First and foremost, everybody should get a pen pal. Building connections between prisoners amongst themselves and between prisoners and free world folks is at the heart of who we are. On our website you can scroll through the names and bios of thousands of prisoners who are all looking for someone to write to. You can also get involved in local campaigns. Every major city has anti-prison campaigns. Lastly, donate money. Donate organizations that are led by formerly incarcerated people. Donate to organizations that have prisoners in their leadership and make sure your money is going to people who authentically engage in the work that builds the power of prisoners.

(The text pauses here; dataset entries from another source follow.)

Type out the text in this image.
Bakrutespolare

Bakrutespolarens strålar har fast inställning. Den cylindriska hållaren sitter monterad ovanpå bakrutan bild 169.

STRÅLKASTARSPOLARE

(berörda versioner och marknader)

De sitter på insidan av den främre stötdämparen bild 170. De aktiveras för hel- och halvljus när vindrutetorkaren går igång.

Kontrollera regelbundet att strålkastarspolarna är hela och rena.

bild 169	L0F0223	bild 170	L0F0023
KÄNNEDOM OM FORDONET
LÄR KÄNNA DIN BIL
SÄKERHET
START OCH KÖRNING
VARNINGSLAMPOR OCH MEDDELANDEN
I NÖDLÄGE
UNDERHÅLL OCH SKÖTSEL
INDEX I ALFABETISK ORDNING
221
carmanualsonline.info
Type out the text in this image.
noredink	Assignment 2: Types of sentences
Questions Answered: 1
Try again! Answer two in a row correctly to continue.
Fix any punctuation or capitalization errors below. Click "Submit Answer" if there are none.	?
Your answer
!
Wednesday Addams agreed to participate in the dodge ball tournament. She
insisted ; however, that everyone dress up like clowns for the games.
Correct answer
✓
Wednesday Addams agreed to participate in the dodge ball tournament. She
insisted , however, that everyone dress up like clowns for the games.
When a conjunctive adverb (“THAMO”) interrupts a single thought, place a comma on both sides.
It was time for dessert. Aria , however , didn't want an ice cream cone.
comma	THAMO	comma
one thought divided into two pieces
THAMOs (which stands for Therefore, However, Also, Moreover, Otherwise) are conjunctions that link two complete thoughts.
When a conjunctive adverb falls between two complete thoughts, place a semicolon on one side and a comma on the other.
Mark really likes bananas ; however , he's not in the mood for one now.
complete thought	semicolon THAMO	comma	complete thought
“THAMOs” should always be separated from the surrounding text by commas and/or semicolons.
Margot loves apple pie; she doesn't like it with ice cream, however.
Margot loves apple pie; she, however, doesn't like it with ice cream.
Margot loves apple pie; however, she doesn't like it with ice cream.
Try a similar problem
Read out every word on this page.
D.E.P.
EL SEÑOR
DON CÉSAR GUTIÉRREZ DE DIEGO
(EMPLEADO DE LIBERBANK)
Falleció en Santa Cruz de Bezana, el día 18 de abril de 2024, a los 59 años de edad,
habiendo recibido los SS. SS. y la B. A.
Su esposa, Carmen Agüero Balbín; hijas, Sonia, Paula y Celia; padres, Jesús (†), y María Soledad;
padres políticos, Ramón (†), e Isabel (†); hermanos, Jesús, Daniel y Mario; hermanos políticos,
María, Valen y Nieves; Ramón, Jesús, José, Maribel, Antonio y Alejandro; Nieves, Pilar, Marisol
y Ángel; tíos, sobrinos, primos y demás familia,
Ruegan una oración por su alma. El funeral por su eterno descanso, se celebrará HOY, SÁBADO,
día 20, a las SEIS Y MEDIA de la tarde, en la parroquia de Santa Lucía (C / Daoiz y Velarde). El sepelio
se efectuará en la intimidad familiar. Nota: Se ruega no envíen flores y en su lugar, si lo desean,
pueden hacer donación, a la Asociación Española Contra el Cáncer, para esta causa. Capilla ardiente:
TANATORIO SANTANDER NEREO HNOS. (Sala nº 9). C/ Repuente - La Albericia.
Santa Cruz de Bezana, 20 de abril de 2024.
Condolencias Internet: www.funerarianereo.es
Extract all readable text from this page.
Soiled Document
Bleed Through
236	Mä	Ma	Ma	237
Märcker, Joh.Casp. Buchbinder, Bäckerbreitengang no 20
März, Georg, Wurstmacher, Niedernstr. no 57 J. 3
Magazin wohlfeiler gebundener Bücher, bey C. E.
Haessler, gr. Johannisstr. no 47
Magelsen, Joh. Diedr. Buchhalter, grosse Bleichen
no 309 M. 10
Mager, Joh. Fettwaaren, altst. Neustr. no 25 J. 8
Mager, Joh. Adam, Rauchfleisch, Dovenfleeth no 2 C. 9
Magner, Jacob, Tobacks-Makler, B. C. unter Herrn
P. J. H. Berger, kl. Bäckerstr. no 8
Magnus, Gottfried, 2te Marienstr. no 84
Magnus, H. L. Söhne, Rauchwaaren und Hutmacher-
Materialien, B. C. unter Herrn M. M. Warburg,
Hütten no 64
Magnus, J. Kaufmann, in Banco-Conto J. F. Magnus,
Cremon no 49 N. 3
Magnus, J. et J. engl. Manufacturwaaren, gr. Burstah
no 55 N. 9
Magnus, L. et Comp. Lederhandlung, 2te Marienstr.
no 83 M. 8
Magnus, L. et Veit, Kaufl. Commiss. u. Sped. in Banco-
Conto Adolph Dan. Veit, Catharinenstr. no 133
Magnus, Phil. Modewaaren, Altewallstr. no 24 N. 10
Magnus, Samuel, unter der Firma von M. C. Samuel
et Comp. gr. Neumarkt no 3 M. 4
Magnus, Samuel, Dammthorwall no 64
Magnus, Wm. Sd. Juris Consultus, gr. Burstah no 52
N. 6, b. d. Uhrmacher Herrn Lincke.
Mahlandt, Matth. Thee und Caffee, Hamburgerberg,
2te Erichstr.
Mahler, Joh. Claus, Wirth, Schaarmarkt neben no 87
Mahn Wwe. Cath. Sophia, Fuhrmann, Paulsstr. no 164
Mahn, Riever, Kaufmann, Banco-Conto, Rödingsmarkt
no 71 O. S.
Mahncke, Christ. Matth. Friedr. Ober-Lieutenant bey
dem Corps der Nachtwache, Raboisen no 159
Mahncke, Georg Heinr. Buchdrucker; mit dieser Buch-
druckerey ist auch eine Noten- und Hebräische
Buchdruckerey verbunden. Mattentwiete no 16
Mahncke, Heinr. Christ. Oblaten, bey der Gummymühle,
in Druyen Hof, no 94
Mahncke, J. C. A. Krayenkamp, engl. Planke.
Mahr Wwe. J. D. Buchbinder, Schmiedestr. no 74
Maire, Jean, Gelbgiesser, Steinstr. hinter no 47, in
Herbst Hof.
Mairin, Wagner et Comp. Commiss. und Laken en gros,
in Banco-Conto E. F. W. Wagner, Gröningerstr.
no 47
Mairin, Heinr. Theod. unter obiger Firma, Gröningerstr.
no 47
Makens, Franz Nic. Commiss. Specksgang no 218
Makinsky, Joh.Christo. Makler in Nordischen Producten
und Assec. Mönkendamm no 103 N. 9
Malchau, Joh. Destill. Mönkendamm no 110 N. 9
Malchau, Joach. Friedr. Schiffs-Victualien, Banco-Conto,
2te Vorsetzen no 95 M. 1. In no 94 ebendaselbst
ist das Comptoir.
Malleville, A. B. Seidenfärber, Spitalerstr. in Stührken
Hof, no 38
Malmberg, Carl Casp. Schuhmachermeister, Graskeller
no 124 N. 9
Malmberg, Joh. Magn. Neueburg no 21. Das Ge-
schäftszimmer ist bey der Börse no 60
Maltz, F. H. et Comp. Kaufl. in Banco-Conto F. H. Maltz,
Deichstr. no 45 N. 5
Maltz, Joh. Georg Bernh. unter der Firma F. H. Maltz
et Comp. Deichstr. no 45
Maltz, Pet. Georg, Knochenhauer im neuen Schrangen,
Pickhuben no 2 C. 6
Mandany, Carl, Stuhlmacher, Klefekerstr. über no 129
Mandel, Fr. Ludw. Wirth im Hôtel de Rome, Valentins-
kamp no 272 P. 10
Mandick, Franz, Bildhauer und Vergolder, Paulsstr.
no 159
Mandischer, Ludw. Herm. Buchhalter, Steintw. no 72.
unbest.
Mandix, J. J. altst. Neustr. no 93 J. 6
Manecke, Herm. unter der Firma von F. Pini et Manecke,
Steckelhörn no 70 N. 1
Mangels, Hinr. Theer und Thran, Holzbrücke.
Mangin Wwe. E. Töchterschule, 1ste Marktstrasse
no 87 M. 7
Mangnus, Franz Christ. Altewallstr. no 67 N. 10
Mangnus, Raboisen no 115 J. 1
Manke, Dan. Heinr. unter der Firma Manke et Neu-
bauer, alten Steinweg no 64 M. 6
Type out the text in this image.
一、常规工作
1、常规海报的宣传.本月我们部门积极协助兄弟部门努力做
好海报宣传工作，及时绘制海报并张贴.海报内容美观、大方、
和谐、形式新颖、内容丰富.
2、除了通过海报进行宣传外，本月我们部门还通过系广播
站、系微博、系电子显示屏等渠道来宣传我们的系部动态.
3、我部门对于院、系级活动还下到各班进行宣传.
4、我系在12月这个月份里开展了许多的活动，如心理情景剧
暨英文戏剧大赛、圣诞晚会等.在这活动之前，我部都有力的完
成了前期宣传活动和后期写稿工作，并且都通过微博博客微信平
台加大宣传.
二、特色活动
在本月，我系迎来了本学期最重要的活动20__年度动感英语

I think the real change is going to come from two places. One is prisoners themselves. September 9 saw the largest prisoner strike, and they've been making demands and forcing changes in terms of their working conditions and pay. That is something I think we should continue to support. While they face severe consequences they are able to make some of the biggest changes. Along with that, litigation on the outside is important. We need to continue providing encouragement for lawyers to take on prisoner cases.
The main theme of On the inside is visibility. Most people don't think about prisoners in their day-to-day life, and what's worse is that most people don't think about prisoners as people deserving of basic humanity. On Colorado's ballot last week, they were able to vote to remove the clause in the state's constitution that bans slavery in the case of criminals. But by a very small margin, they voted against it. I was shocked. People were basically like, "No we're cool with criminals being slaves." How do we continue to change this mindset?
One of the key things for all of us to remember is that most of us are criminals. We break the law all of the time. The difference between people on the outside of prison and on the inside of prison is that those on the inside got caught and had less resources; we have a system that's anti-black, anti-queer, and anti-people with disabilities. That's not to suggest we need to incarcerate more people. That's to suggest that prisoners are not that much different from everybody else we spend time with.